Mit einer Pinzette zogen sie die etwa einen halben Zentimeter große und drei Millimeter breite Kugel aus der Wunde. Das Geschoss hatte knapp das Auge verfehlt. „Vielleicht wollte auch jemand ihr Fell haben, sie hat ja sehr schönes“, sagt Evelyn Wollny. Mausi ist eine Maine Coon-Birma-Mischlingskatze.

Katze Mausi aus Grebs mit Schussloch. Quelle: privat

Sarah Wollny brachte ihre Katze sofort zu dem Tierarzt Andreas Strauch in Grüneiche bei Golzow. Der versorgte die Wunde antibiotisch. Für den Tierarzt sind solche Fälle keine Seltenheit. „Etwa zwei, drei Mal im Jahr habe ich Katzen hier, auf die mit Luftgewehren geschossen worden ist. In diesem Fall hatte die Katze großes Glück im Unglück“, so Andreas Strauch.

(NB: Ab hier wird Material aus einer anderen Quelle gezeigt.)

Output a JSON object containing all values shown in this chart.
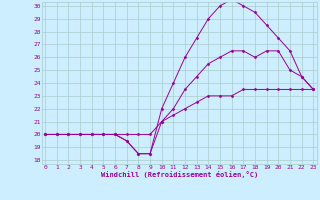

Mausi bekam mehrere Spritzen. Weil die Kugel bereits entfernt war, musste der Veterinär nicht operieren. Dann fuhren Mutter und Tochter zur Polizeiwache nach Brandenburg. Die Polizei ermittelt nun wegen Verstoßes gegen das Tierschutzgesetz. Das teilt Polizeisprecher Daniel Keip mit. Die Ermittler vermuten ebenfalls, dass jemand mit einem „Druckluftgewehr auf die Katze geschossen hat“, so Keip.

Mausi darf das Haus in der Straße Am Mühlenberg in Grebs nicht mehr allein für einen Streifzug verlassen. „Ich gehe seitdem mit ihr spazieren und führe sie an der Leine“, sagt Sarah Wollny. Zu groß ist die Angst ihrer Besitzer, die Tat könnte sich wiederholen. Die Wollnys, die den Edeka-Markt in Brielow betreiben, glauben, dass jemand absichtlich auf die Katze geschossen hat: „Das sieht gezielt aus“, sagt Evelyn Wollny.

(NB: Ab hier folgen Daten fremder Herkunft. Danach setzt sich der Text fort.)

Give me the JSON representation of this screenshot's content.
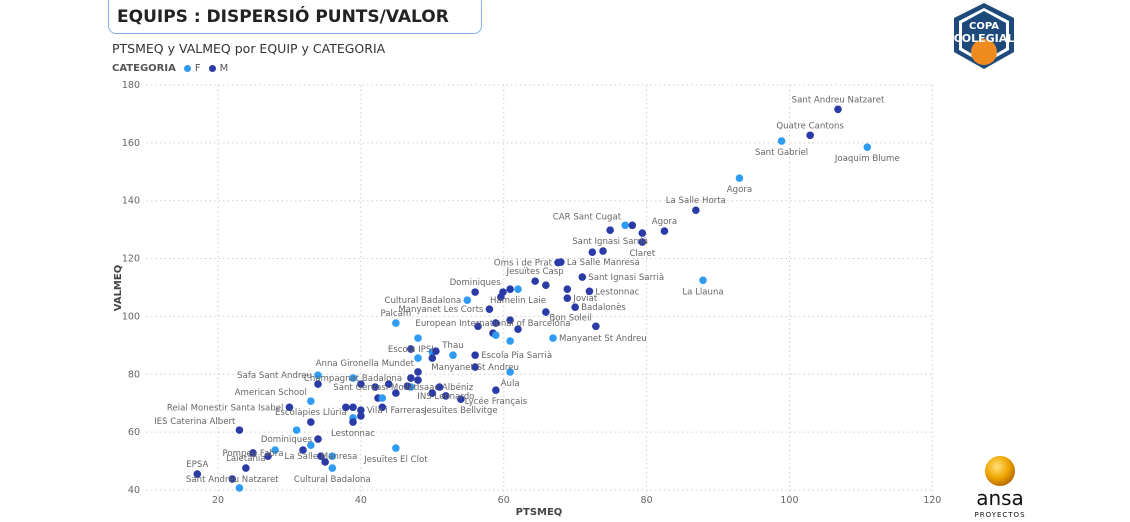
{
  "header": {
    "title": "EQUIPS : DISPERSIÓ PUNTS/VALOR",
    "subtitle": "PTSMEQ y VALMEQ por EQUIP y CATEGORIA"
  },
  "logos": {
    "copa": [
      "COPA",
      "COLEGIAL"
    ],
    "ansa": [
      "ansa",
      "PROYECTOS"
    ]
  },
  "colors": {
    "F": "#2e9bf5",
    "M": "#2a3aa6",
    "grid": "#cfcfcf"
  },
  "chart_data": {
    "type": "scatter",
    "title": "PTSMEQ y VALMEQ por EQUIP y CATEGORIA",
    "xlabel": "PTSMEQ",
    "ylabel": "VALMEQ",
    "xlim": [
      10,
      120
    ],
    "ylim": [
      40,
      180
    ],
    "xticks": [
      20,
      40,
      60,
      80,
      100,
      120
    ],
    "yticks": [
      40,
      60,
      80,
      100,
      120,
      140,
      160,
      180
    ],
    "legend": {
      "title": "CATEGORIA",
      "entries": [
        "F",
        "M"
      ],
      "placement": "top-left"
    },
    "points": [
      {
        "x": 106.8,
        "y": 171.6,
        "c": "M",
        "label": "Sant Andreu Natzaret",
        "anchor": "t"
      },
      {
        "x": 102.9,
        "y": 162.6,
        "c": "M",
        "label": "Quatre Cantons",
        "anchor": "t"
      },
      {
        "x": 98.9,
        "y": 160.6,
        "c": "F",
        "label": "Sant Gabriel",
        "anchor": "b"
      },
      {
        "x": 110.9,
        "y": 158.5,
        "c": "F",
        "label": "Joaquim Blume",
        "anchor": "b"
      },
      {
        "x": 93.0,
        "y": 147.8,
        "c": "F",
        "label": "Agora",
        "anchor": "b"
      },
      {
        "x": 86.9,
        "y": 136.7,
        "c": "M",
        "label": "La Salle Horta",
        "anchor": "t"
      },
      {
        "x": 77.0,
        "y": 131.5,
        "c": "F",
        "label": "CAR Sant Cugat",
        "anchor": "tl"
      },
      {
        "x": 78.0,
        "y": 131.5,
        "c": "M",
        "label": "",
        "anchor": "t"
      },
      {
        "x": 74.9,
        "y": 129.8,
        "c": "M",
        "label": "Sant Ignasi Sarrià",
        "anchor": "b"
      },
      {
        "x": 79.4,
        "y": 128.8,
        "c": "M",
        "label": "",
        "anchor": "t"
      },
      {
        "x": 82.5,
        "y": 129.5,
        "c": "M",
        "label": "Agora",
        "anchor": "t"
      },
      {
        "x": 79.4,
        "y": 125.7,
        "c": "M",
        "label": "Claret",
        "anchor": "b"
      },
      {
        "x": 72.4,
        "y": 122.2,
        "c": "M",
        "label": "",
        "anchor": "t"
      },
      {
        "x": 73.9,
        "y": 122.6,
        "c": "M",
        "label": "",
        "anchor": "t"
      },
      {
        "x": 67.6,
        "y": 118.6,
        "c": "M",
        "label": "Oms i de Prat",
        "anchor": "l"
      },
      {
        "x": 68.0,
        "y": 118.8,
        "c": "M",
        "label": "La Salle Manresa",
        "anchor": "r"
      },
      {
        "x": 87.9,
        "y": 112.5,
        "c": "F",
        "label": "La Llauna",
        "anchor": "b"
      },
      {
        "x": 71.0,
        "y": 113.6,
        "c": "M",
        "label": "Sant Ignasi Sarrià",
        "anchor": "r"
      },
      {
        "x": 72.0,
        "y": 108.7,
        "c": "M",
        "label": "Lestonnac",
        "anchor": "r"
      },
      {
        "x": 64.4,
        "y": 112.2,
        "c": "M",
        "label": "Jesuïtes Casp",
        "anchor": "t"
      },
      {
        "x": 65.9,
        "y": 110.8,
        "c": "M",
        "label": "",
        "anchor": "t"
      },
      {
        "x": 68.9,
        "y": 109.4,
        "c": "M",
        "label": "",
        "anchor": "t"
      },
      {
        "x": 68.9,
        "y": 106.3,
        "c": "M",
        "label": "Joviat",
        "anchor": "r"
      },
      {
        "x": 70.0,
        "y": 103.2,
        "c": "M",
        "label": "Badalonès",
        "anchor": "r"
      },
      {
        "x": 65.9,
        "y": 101.5,
        "c": "M",
        "label": "",
        "anchor": "t"
      },
      {
        "x": 56.0,
        "y": 108.4,
        "c": "M",
        "label": "Dominiques",
        "anchor": "t"
      },
      {
        "x": 59.9,
        "y": 108.4,
        "c": "M",
        "label": "",
        "anchor": "t"
      },
      {
        "x": 60.9,
        "y": 109.4,
        "c": "M",
        "label": "",
        "anchor": "t"
      },
      {
        "x": 62.0,
        "y": 109.4,
        "c": "F",
        "label": "Hamelin Laie",
        "anchor": "b"
      },
      {
        "x": 59.6,
        "y": 106.7,
        "c": "M",
        "label": "",
        "anchor": "t"
      },
      {
        "x": 54.9,
        "y": 105.6,
        "c": "F",
        "label": "Cultural Badalona",
        "anchor": "l"
      },
      {
        "x": 58.0,
        "y": 102.5,
        "c": "M",
        "label": "Manyanet Les Corts",
        "anchor": "l"
      },
      {
        "x": 72.9,
        "y": 96.6,
        "c": "M",
        "label": "Bon Soleil",
        "anchor": "tl"
      },
      {
        "x": 66.9,
        "y": 92.5,
        "c": "F",
        "label": "Manyanet St Andreu",
        "anchor": "r"
      },
      {
        "x": 56.4,
        "y": 96.6,
        "c": "M",
        "label": "",
        "anchor": "t"
      },
      {
        "x": 58.9,
        "y": 97.7,
        "c": "M",
        "label": "",
        "anchor": "t"
      },
      {
        "x": 60.9,
        "y": 98.7,
        "c": "M",
        "label": "",
        "anchor": "t"
      },
      {
        "x": 62.0,
        "y": 95.6,
        "c": "M",
        "label": "",
        "anchor": "t"
      },
      {
        "x": 58.5,
        "y": 94.2,
        "c": "M",
        "label": "European International of Barcelona",
        "anchor": "t"
      },
      {
        "x": 58.9,
        "y": 93.5,
        "c": "F",
        "label": "",
        "anchor": "t"
      },
      {
        "x": 60.9,
        "y": 91.5,
        "c": "F",
        "label": "",
        "anchor": "t"
      },
      {
        "x": 48.0,
        "y": 92.5,
        "c": "F",
        "label": "",
        "anchor": "t"
      },
      {
        "x": 44.9,
        "y": 97.7,
        "c": "F",
        "label": "Palcam",
        "anchor": "t"
      },
      {
        "x": 47.0,
        "y": 88.7,
        "c": "M",
        "label": "Escola IPSI",
        "anchor": "c"
      },
      {
        "x": 50.0,
        "y": 87.7,
        "c": "F",
        "label": "",
        "anchor": "t"
      },
      {
        "x": 50.5,
        "y": 88.0,
        "c": "M",
        "label": "",
        "anchor": "t"
      },
      {
        "x": 50.0,
        "y": 85.6,
        "c": "M",
        "label": "",
        "anchor": "t"
      },
      {
        "x": 48.0,
        "y": 85.6,
        "c": "F",
        "label": "",
        "anchor": "t"
      },
      {
        "x": 52.9,
        "y": 86.6,
        "c": "F",
        "label": "Thau",
        "anchor": "t"
      },
      {
        "x": 56.0,
        "y": 86.6,
        "c": "M",
        "label": "Escola Pia Sarrià",
        "anchor": "r"
      },
      {
        "x": 56.0,
        "y": 82.5,
        "c": "M",
        "label": "Manyanet St Andreu",
        "anchor": "c"
      },
      {
        "x": 60.9,
        "y": 80.8,
        "c": "F",
        "label": "Aula",
        "anchor": "b"
      },
      {
        "x": 58.9,
        "y": 74.5,
        "c": "M",
        "label": "Lycée Français",
        "anchor": "b"
      },
      {
        "x": 48.0,
        "y": 80.8,
        "c": "M",
        "label": "Anna Gironella Mundet",
        "anchor": "tl"
      },
      {
        "x": 47.0,
        "y": 78.7,
        "c": "M",
        "label": "",
        "anchor": "t"
      },
      {
        "x": 48.0,
        "y": 78.0,
        "c": "M",
        "label": "",
        "anchor": "t"
      },
      {
        "x": 51.0,
        "y": 75.6,
        "c": "M",
        "label": "",
        "anchor": "t"
      },
      {
        "x": 47.0,
        "y": 75.6,
        "c": "F",
        "label": "Isaac Albéniz",
        "anchor": "r"
      },
      {
        "x": 46.5,
        "y": 75.9,
        "c": "M",
        "label": "",
        "anchor": "t"
      },
      {
        "x": 50.0,
        "y": 73.5,
        "c": "M",
        "label": "",
        "anchor": "t"
      },
      {
        "x": 51.9,
        "y": 72.5,
        "c": "M",
        "label": "INS Leonardo",
        "anchor": "c"
      },
      {
        "x": 54.0,
        "y": 71.4,
        "c": "M",
        "label": "Jesuïtes Bellvitge",
        "anchor": "b"
      },
      {
        "x": 44.9,
        "y": 73.5,
        "c": "M",
        "label": "",
        "anchor": "t"
      },
      {
        "x": 43.9,
        "y": 76.6,
        "c": "M",
        "label": "",
        "anchor": "t"
      },
      {
        "x": 42.0,
        "y": 75.6,
        "c": "M",
        "label": "Sant Gervasi Mollet",
        "anchor": "c"
      },
      {
        "x": 44.9,
        "y": 54.5,
        "c": "F",
        "label": "Jesuïtes El Clot",
        "anchor": "b"
      },
      {
        "x": 34.0,
        "y": 79.7,
        "c": "F",
        "label": "Safa Sant Andreu",
        "anchor": "l"
      },
      {
        "x": 34.0,
        "y": 76.6,
        "c": "M",
        "label": "",
        "anchor": "t"
      },
      {
        "x": 38.9,
        "y": 78.7,
        "c": "F",
        "label": "Champagnat Badalona",
        "anchor": "c"
      },
      {
        "x": 40.0,
        "y": 76.6,
        "c": "M",
        "label": "",
        "anchor": "t"
      },
      {
        "x": 42.4,
        "y": 71.8,
        "c": "M",
        "label": "",
        "anchor": "t"
      },
      {
        "x": 43.0,
        "y": 71.8,
        "c": "F",
        "label": "",
        "anchor": "t"
      },
      {
        "x": 33.0,
        "y": 70.7,
        "c": "F",
        "label": "American School",
        "anchor": "tl"
      },
      {
        "x": 30.0,
        "y": 68.6,
        "c": "M",
        "label": "Reial Monestir Santa Isabel",
        "anchor": "l"
      },
      {
        "x": 33.0,
        "y": 63.5,
        "c": "M",
        "label": "Escolàpies Llúria",
        "anchor": "t"
      },
      {
        "x": 37.9,
        "y": 68.6,
        "c": "M",
        "label": "",
        "anchor": "t"
      },
      {
        "x": 38.9,
        "y": 68.6,
        "c": "M",
        "label": "",
        "anchor": "t"
      },
      {
        "x": 40.0,
        "y": 67.6,
        "c": "M",
        "label": "Vila i Farreras",
        "anchor": "r"
      },
      {
        "x": 40.0,
        "y": 65.6,
        "c": "M",
        "label": "",
        "anchor": "t"
      },
      {
        "x": 43.0,
        "y": 68.6,
        "c": "M",
        "label": "",
        "anchor": "t"
      },
      {
        "x": 38.9,
        "y": 64.9,
        "c": "F",
        "label": "",
        "anchor": "t"
      },
      {
        "x": 38.9,
        "y": 63.5,
        "c": "M",
        "label": "Lestonnac",
        "anchor": "b"
      },
      {
        "x": 23.0,
        "y": 60.7,
        "c": "M",
        "label": "IES Caterina Albert",
        "anchor": "tl"
      },
      {
        "x": 31.0,
        "y": 60.7,
        "c": "F",
        "label": "",
        "anchor": "t"
      },
      {
        "x": 34.0,
        "y": 57.6,
        "c": "M",
        "label": "Dominiques",
        "anchor": "l"
      },
      {
        "x": 33.0,
        "y": 55.5,
        "c": "F",
        "label": "",
        "anchor": "t"
      },
      {
        "x": 24.9,
        "y": 52.8,
        "c": "M",
        "label": "Pompeu Fabra",
        "anchor": "c"
      },
      {
        "x": 28.0,
        "y": 53.8,
        "c": "F",
        "label": "",
        "anchor": "t"
      },
      {
        "x": 27.0,
        "y": 51.7,
        "c": "M",
        "label": "",
        "anchor": "t"
      },
      {
        "x": 31.9,
        "y": 53.8,
        "c": "M",
        "label": "",
        "anchor": "t"
      },
      {
        "x": 34.4,
        "y": 51.7,
        "c": "M",
        "label": "La Salle Manresa",
        "anchor": "c"
      },
      {
        "x": 36.0,
        "y": 51.7,
        "c": "F",
        "label": "",
        "anchor": "t"
      },
      {
        "x": 35.0,
        "y": 49.7,
        "c": "M",
        "label": "",
        "anchor": "t"
      },
      {
        "x": 36.0,
        "y": 47.6,
        "c": "F",
        "label": "Cultural Badalona",
        "anchor": "b"
      },
      {
        "x": 23.9,
        "y": 47.6,
        "c": "M",
        "label": "Laietània",
        "anchor": "t"
      },
      {
        "x": 17.1,
        "y": 45.5,
        "c": "M",
        "label": "EPSA",
        "anchor": "t"
      },
      {
        "x": 22.0,
        "y": 43.8,
        "c": "M",
        "label": "Sant Andreu Natzaret",
        "anchor": "c"
      },
      {
        "x": 23.0,
        "y": 40.7,
        "c": "F",
        "label": "",
        "anchor": "t"
      }
    ]
  }
}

Dieses wenige Millimeter große Geschoss eiterte aus Mausis Wunde. Quelle: Marion von Imhoff

Nur der Kater, den die Wollnys ebenfalls halten, darf für seine Touren noch hinaus. Ihn können sie nicht einsperren.

Um die Nachbarn zu warnen, hängten die Katzenbesitzer am Schwarzen Brett in Grebs einen Zettel auf: „Achtung, Unbekannter schießt Katze in Grebs mit Luftgewehr in den Kopf“ steht darauf. „Eine Mitteilung an alle Tierbesitzer rund Tierliebhaber.“ Jemand habe versucht, „vermutlich am Mühlenberg, mit einem Luftgewehr eine Katze per Kopfschuss zu töten. Der Täter soll nicht davon kommen.“ Die Wollnys hoffen auf Hinweise zur Tat. „Passt auf eure Tiere auf!“

Drei Katzen sind spurlos verschwunden

Seit 40 Jahren hält die Ladenbesitzerin Evelyn Wollny Katzen in ihrem Haus in Grebs. „So etwas ist noch nie vorgekommen.“ Die Runde machte im Dorf jedoch, dass immer wieder Katzen verschwunden seien. Von drei Tieren ist die Rede. Auch die Katze, die Wollnys vor Mausi hatten, „war eines Tages spurlos verschwunden. Die hat man nirgends mehr gesehen.“ Einen konkreten Verdacht hegen die Wollnys nicht. Anfeindungen wegen ihrer Katzen hätten sie nie erlebt.